# Elastic Fault-Tolerant Distributed Training Harness

This notebook demonstrates the elastic training harness that:
- Automatically detects worker failures and re-balances workload
- Resumes training from latest checkpoint with RTO < 30 seconds
- Handles dynamic world_size changes without data duplication/skipping

## Features
- **Token-based data sharding** - Correct resumption even when topology changes
- **Multi-tier checkpointing** - Memory → NVMe → S3 fallback hierarchy
- **LR scaling** - Automatic learning rate adjustment for topology changes
- **Gradient accumulation** - Maintain constant global batch size
- **Chaos testing** - Built-in random crash simulation

## 1. Setup

In [None]:
# Install dependencies
!pip install torch torchvision torchaudio --quiet
!pip install omegaconf pyyaml boto3 psutil --quiet

In [None]:
# Clone the repository (or upload files)
# Uncomment and modify the URL if using a remote repository
# !git clone https://github.com/your-org/elastic-training-harness.git
# %cd elastic-training-harness

# For this demo, we'll create the necessary files inline

In [None]:
import os
import sys
import torch
import torch.nn as nn
import torch.distributed as dist
from dataclasses import dataclass, field
from enum import Enum
from typing import Optional, Dict, Any
import time
import random

print(f"PyTorch version: {torch.__version__}")
print(f"CUDA available: {torch.cuda.is_available()}")
if torch.cuda.is_available():
    print(f"GPU: {torch.cuda.get_device_name(0)}")

## 2. Core Components

### 2.1 Learning Rate Scaling

When the world size changes (workers join/leave), we need to adjust the learning rate to maintain training stability.

In [None]:
class ScalingRule(Enum):
    """Learning rate scaling rules for topology changes."""
    LINEAR = "linear"  # lr *= batch_new / batch_old
    SQRT = "sqrt"      # lr *= sqrt(batch_new / batch_old)
    NONE = "none"      # No scaling


@dataclass
class ScalingConfig:
    """Configuration for LR scaling."""
    base_lr: float
    base_batch_size: int
    base_world_size: int
    scaling_rule: ScalingRule = ScalingRule.LINEAR
    warmup_steps: int = 100


@dataclass
class GradAccumulationConfig:
    """Configuration for gradient accumulation."""
    target_global_batch_size: int
    local_batch_size: int
    base_world_size: int


class LRScalingManager:
    """Manages learning rate scaling during topology changes."""

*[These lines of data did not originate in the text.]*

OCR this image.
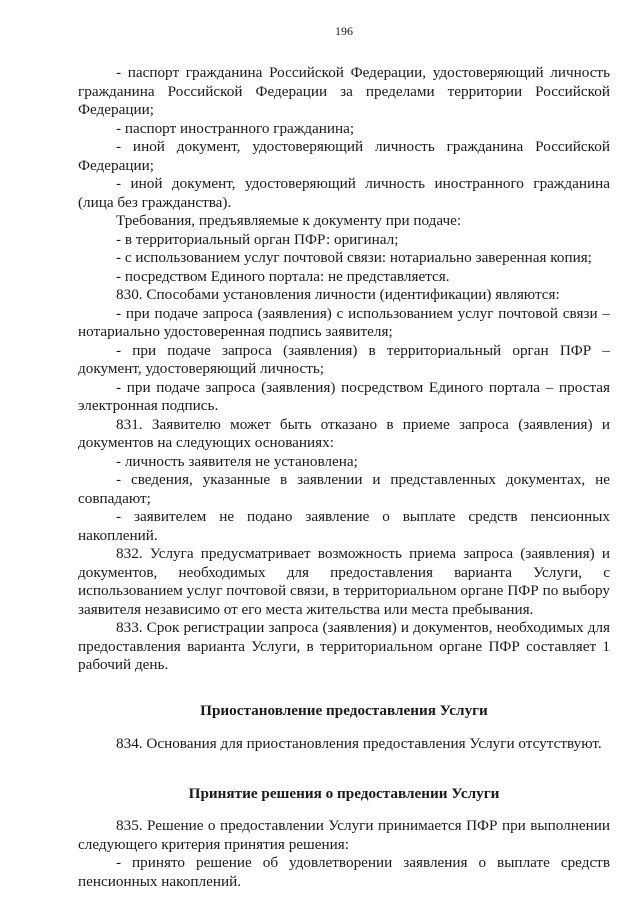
196

- паспорт гражданина Российской Федерации, удостоверяющий личность гражданина Российской Федерации за пределами территории Российской Федерации;

- паспорт иностранного гражданина;

- иной документ, удостоверяющий личность гражданина Российской Федерации;

- иной документ, удостоверяющий личность иностранного гражданина (лица без гражданства).

Требования, предъявляемые к документу при подаче:

- в территориальный орган ПФР: оригинал;

- с использованием услуг почтовой связи: нотариально заверенная копия;

- посредством Единого портала: не представляется.

830. Способами установления личности (идентификации) являются:

- при подаче запроса (заявления) с использованием услуг почтовой связи – нотариально удостоверенная подпись заявителя;

- при подаче запроса (заявления) в территориальный орган ПФР – документ, удостоверяющий личность;

- при подаче запроса (заявления) посредством Единого портала – простая электронная подпись.

831. Заявителю может быть отказано в приеме запроса (заявления) и документов на следующих основаниях:

- личность заявителя не установлена;

- сведения, указанные в заявлении и представленных документах, не совпадают;

- заявителем не подано заявление о выплате средств пенсионных накоплений.

832. Услуга предусматривает возможность приема запроса (заявления) и документов, необходимых для предоставления варианта Услуги, с использованием услуг почтовой связи, в территориальном органе ПФР по выбору заявителя независимо от его места жительства или места пребывания.

833. Срок регистрации запроса (заявления) и документов, необходимых для предоставления варианта Услуги, в территориальном органе ПФР составляет 1 рабочий день.

Приостановление предоставления Услуги

834. Основания для приостановления предоставления Услуги отсутствуют.

Принятие решения о предоставлении Услуги

835. Решение о предоставлении Услуги принимается ПФР при выполнении следующего критерия принятия решения:

- принято решение об удовлетворении заявления о выплате средств пенсионных накоплений.
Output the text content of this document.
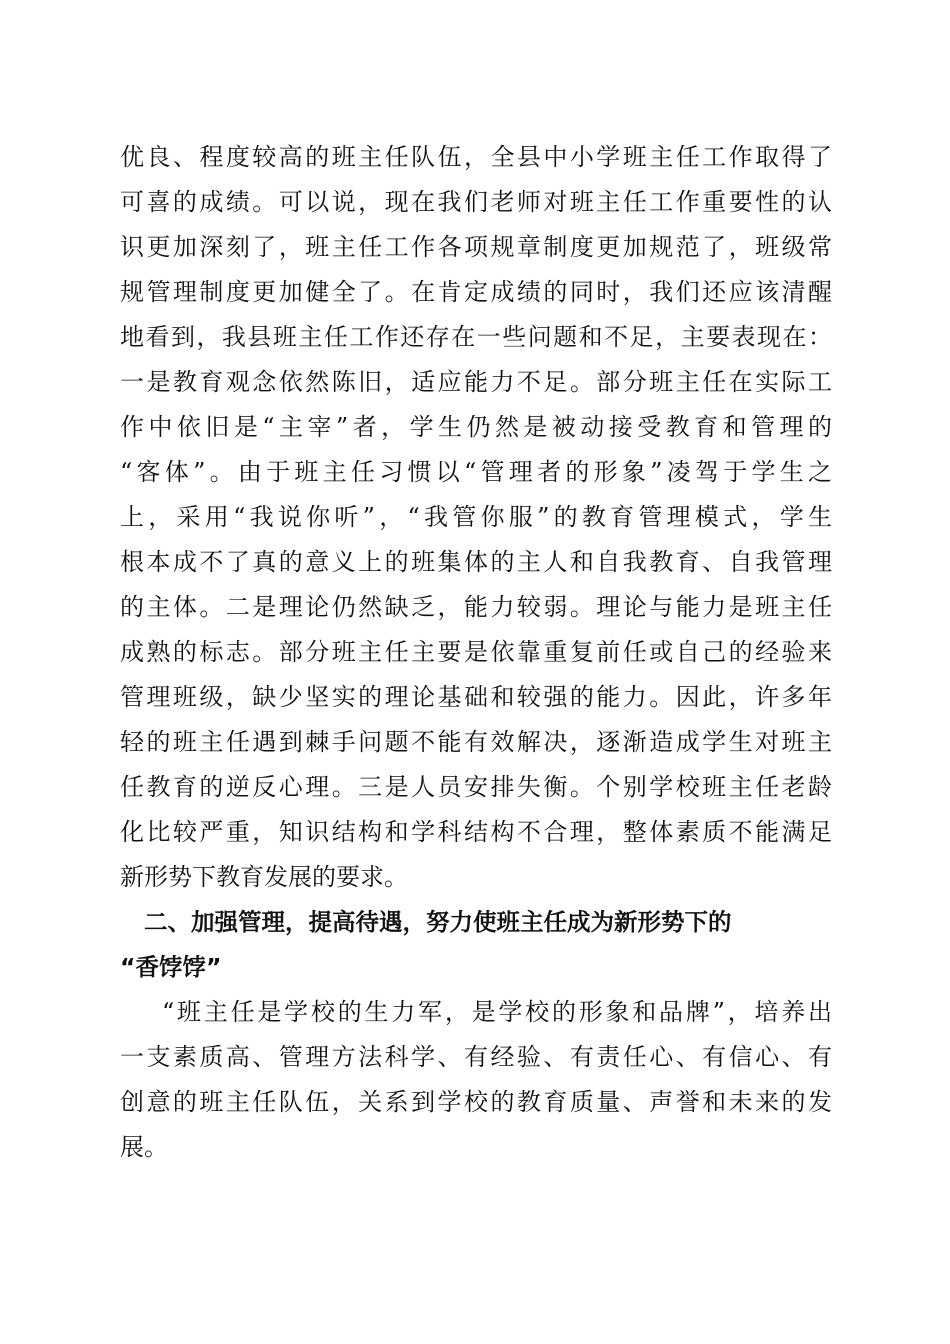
优良、程度较高的班主任队伍，全县中小学班主任工作取得了
可喜的成绩。可以说，现在我们老师对班主任工作重要性的认
识更加深刻了，班主任工作各项规章制度更加规范了，班级常
规管理制度更加健全了。在肯定成绩的同时，我们还应该清醒
地看到，我县班主任工作还存在一些问题和不足，主要表现在：
一是教育观念依然陈旧，适应能力不足。部分班主任在实际工
作中依旧是“主宰”者，学生仍然是被动接受教育和管理的
“客体”。由于班主任习惯以“管理者的形象”凌驾于学生之
上，采用“我说你听”，“我管你服”的教育管理模式，学生
根本成不了真的意义上的班集体的主人和自我教育、自我管理
的主体。二是理论仍然缺乏，能力较弱。理论与能力是班主任
成熟的标志。部分班主任主要是依靠重复前任或自己的经验来
管理班级，缺少坚实的理论基础和较强的能力。因此，许多年
轻的班主任遇到棘手问题不能有效解决，逐渐造成学生对班主
任教育的逆反心理。三是人员安排失衡。个别学校班主任老龄
化比较严重，知识结构和学科结构不合理，整体素质不能满足
新形势下教育发展的要求。
二、加强管理，提高待遇，努力使班主任成为新形势下的
“香饽饽”
“班主任是学校的生力军，是学校的形象和品牌”，培养出
一支素质高、管理方法科学、有经验、有责任心、有信心、有
创意的班主任队伍，关系到学校的教育质量、声誉和未来的发
展。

    def __init__(self, config: ScalingConfig, optimizer: torch.optim.Optimizer):
        self.config = config
        self.optimizer = optimizer
        self.current_world_size = config.base_world_size
        self.current_lr = config.base_lr
        self._warmup_step = 0
        self._warmup_active = False
        self._warmup_start_lr = config.base_lr
        self._warmup_target_lr = config.base_lr

    def on_topology_change(self, new_world_size: int) -> float:
        """Adjust learning rate when world size changes."""
        if new_world_size == self.current_world_size:
            return self.current_lr

        old_effective_batch = self.config.base_batch_size * self.current_world_size
        new_effective_batch = self.config.base_batch_size * new_world_size

        # Calculate new LR based on scaling rule
        if self.config.scaling_rule == ScalingRule.LINEAR:
            scale = new_effective_batch / old_effective_batch
        elif self.config.scaling_rule == ScalingRule.SQRT:
            scale = (new_effective_batch / old_effective_batch) ** 0.5
        else:
            scale = 1.0

        new_lr = self.current_lr * scale

        # Start warmup from current LR to new LR
        self._warmup_start_lr = self.current_lr
        self._warmup_target_lr = new_lr
        self._warmup_step = 0
        self._warmup_active = True

        self.current_world_size = new_world_size
        self.current_lr = new_lr

        return new_lr

    def step_warmup(self) -> float:
        """Step the warmup schedule."""
        if not self._warmup_active:
            return self.current_lr

        self._warmup_step += 1
        progress = min(1.0, self._warmup_step / self.config.warmup_steps)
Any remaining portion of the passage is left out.